Spiegel der Welt

geschrieben von Alfred Fleischhacker

5. September 2013

Elf Erzählungen über das Leben

Jan.-Feb. 2007

Robert Schopflocher: Spiegel der Welt, Edition Memoria 2006

Unter diesem Titel erschien jetzt ein Band mit Erzählungen in deutscher Sprache. Sein Verfasser, Robert Schopflocher, lebt nicht in Deutschland. Weshalb sei kurz geschildert.

Geboren wurde er 1923 mit einem damals noch nicht erkennbaren Makel. War er doch als Kind jüdischer Eltern zur Welt gekommen. In den ersten zehn Lebensjahren fiel das nicht ins Gewicht. Ab 1933 umso mehr. Fast in Sichtweite seines Geburtsortes Fürth wurden zwei Jahre später auf einem martialisch inszenierten Reichsparteitag der „NSDAP“ einschneidende Ausgrenzungen gegen die im Land lebenden Juden verkündet. Als „Nürnberger Gesetze“ sind sie in die Geschichtsschreibung eingegangen.

Roberts Eltern deuteten die Zeichen der Zeit richtig, schickten den Sohn zunächst in das Jüdische Internat-Landschulheim- Herrlingen bei Ulm und emigrierten 1937 nach Argentinien. Dort begann er seine berufliche Laufbahn in den Siedlungen von Baron Hirsch. Das waren landwirtschaftliche Einrichtungen, die gegründet wurden, um in Russland von Pogromen des Zarenreiches verfolgten Juden ein Leben ohne Repressionen zu ermöglichen. Doch neben der merkantilen hatte Schopflocher auch eine künstlerische Ader. Die wollte er nicht verdorren lassen. Er begann zu schreiben, veröffentlichte in Spanisch verfasste, mit Preisen bedachte Romane und Theaterstücke. Erst in den neunziger Jahren fand er zurück zu seiner Muttersprache. 1999 erschien hier seine erste Erzählung „Wie Reb Froike die Welt rettete“

Den nun vorliegenden dritten Erzählband könnte man auch als Reflektionen über „die Welt in einem Spiegel“ deuten. Er beinhaltet elf Geschichten, voller Alltagsprobleme und darüber, wie Menschen sie auf die eine oder andere Weise zu lösen versuchen.
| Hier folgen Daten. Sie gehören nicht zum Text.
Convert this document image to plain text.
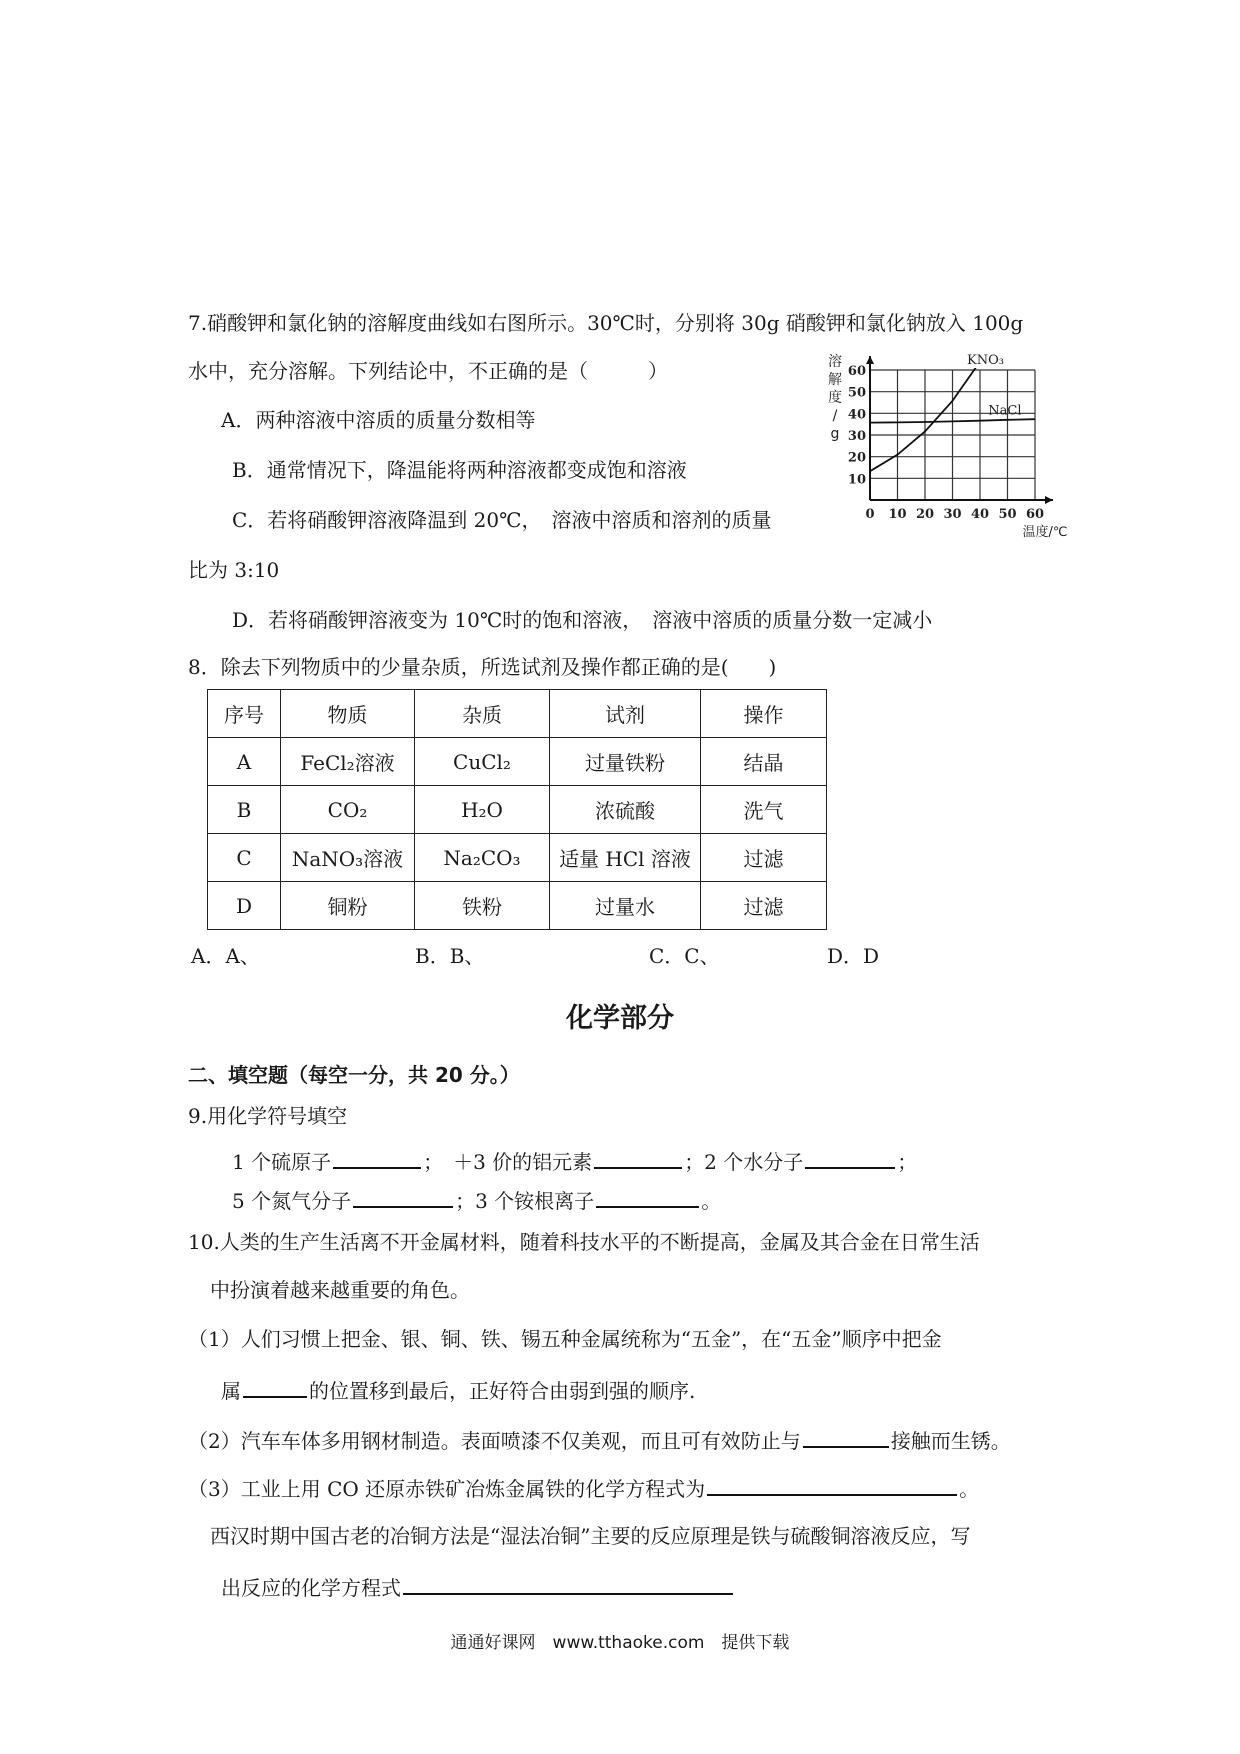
7.硝酸钾和氯化钠的溶解度曲线如右图所示。30℃时，分别将 30g 硝酸钾和氯化钠放入 100g
水中，充分溶解。下列结论中，不正确的是（　　　）
A．两种溶液中溶质的质量分数相等
B．通常情况下，降温能将两种溶液都变成饱和溶液
C．若将硝酸钾溶液降温到 20℃，　溶液中溶质和溶剂的质量
比为 3:10
D．若将硝酸钾溶液变为 10℃时的饱和溶液，　溶液中溶质的质量分数一定减小
0 10 20 30 40 50 60
10
20
30
40
50
60
溶
解
度
/
g
温度/℃
KNO₃
NaCl
8．除去下列物质中的少量杂质，所选试剂及操作都正确的是(　　)
序号	物质	杂质	试剂	操作
A	FeCl₂溶液	CuCl₂	过量铁粉	结晶
B	CO₂	H₂O	浓硫酸	洗气
C	NaNO₃溶液	Na₂CO₃	适量 HCl 溶液	过滤
D	铜粉	铁粉	过量水	过滤
A．A、	B．B、	C．C、	D．D
化学部分
二、填空题（每空一分，共 20 分。）
9.用化学符号填空
1 个硫原子	；　＋3 价的铝元素	；2 个水分子	；
5 个氮气分子	；3 个铵根离子	。
10.人类的生产生活离不开金属材料，随着科技水平的不断提高，金属及其合金在日常生活
中扮演着越来越重要的角色。
（1）人们习惯上把金、银、铜、铁、锡五种金属统称为“五金”，在“五金”顺序中把金
属	的位置移到最后，正好符合由弱到强的顺序.
（2）汽车车体多用钢材制造。表面喷漆不仅美观，而且可有效防止与	接触而生锈。
（3）工业上用 CO 还原赤铁矿冶炼金属铁的化学方程式为	。
西汉时期中国古老的冶铜方法是“湿法冶铜”主要的反应原理是铁与硫酸铜溶液反应，写
出反应的化学方程式
通通好课网　www.tthaoke.com　提供下载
Zum Beispiel die betagte Frau , die ihre noch verbleibende Zeit in einem Pflegeheim verbringt und ihren Kanarienvogel als Ansprechpartner mehr schätzt als das Personal, das sich um sie kümmert. Da können einem, zumal im Stadium fortgeschrittenen Alters, sehr wohl dunkle Gedanken über unerwünschte Nebenwirkungen in derlei Einrichtungen heimsuchen. Zwei Erzählungen beschreiben das Leben in Argentinien zur Zeit der Militärdiktatur in den siebziger Jahren. Die war nicht von Skrupeln geplagt im Umgang mit allen, die sie als ihre Feinde betrachtete .In „Morgengrauen“ wird eine Familie porträtiert, die eigentlich in das herrschende Establishment eingebunden scheint. Doch die beiden gerade erwachsen gewordenen Kinder, Tochter und Sohn, beginnen sich, zusammen mit Gleichgesinnten, gegen die Junta aufzulehnen. Mit Folgen, die die Eltern nur schwer zu begreifen vermögen. Die vorletzte Erzählung „Sitz der Seele“ beginnt so: „An einem schwülen Dezembermorgen im Jahre 1978, als auf den Straßen das martialische Tam- Tam der argentinischen Militärregierung die Bevölkerung auf den Krieg gegen Chile vorbereiten sollte, wurde im Jüdischen Gemeindehaus von Buenos Aires ein schlecht rasierter Mann mittleren Alters vorstellig“. Er bat um ein Gespräch mit einem Rabbiner und stellte dem behutsam eine dickwandige Flasche auf den Tisch. Das Blut seiner armen Tochter, Gott der Allmächtige habe sie selig. Mehr sei ihm von seinem Kinde nicht geblieben. Auch sie ein Opfer der Generäle. Ihrem Blut, das für ihn sozusagen den Leichnam seiner Tochter darstelle, wollten er und seine Frau ein jüdisches Begräbnis angedeihen lassen. Die Reaktion des Rabbiners vermittelt Einblicke in die Gedankenwelt religiöser Würdenträger und auch in die Verstrickung aller Religionen in die gesellschaftlichen Zustände, in denen sie wirken.

Ein Buch das Frau/Mann, gleich welchen Glaubens, welcher Weltanschauung beim Lesen Spannung, Freude und Einblicke in die facettenreiche Vielfalt des Lebens vermittelt.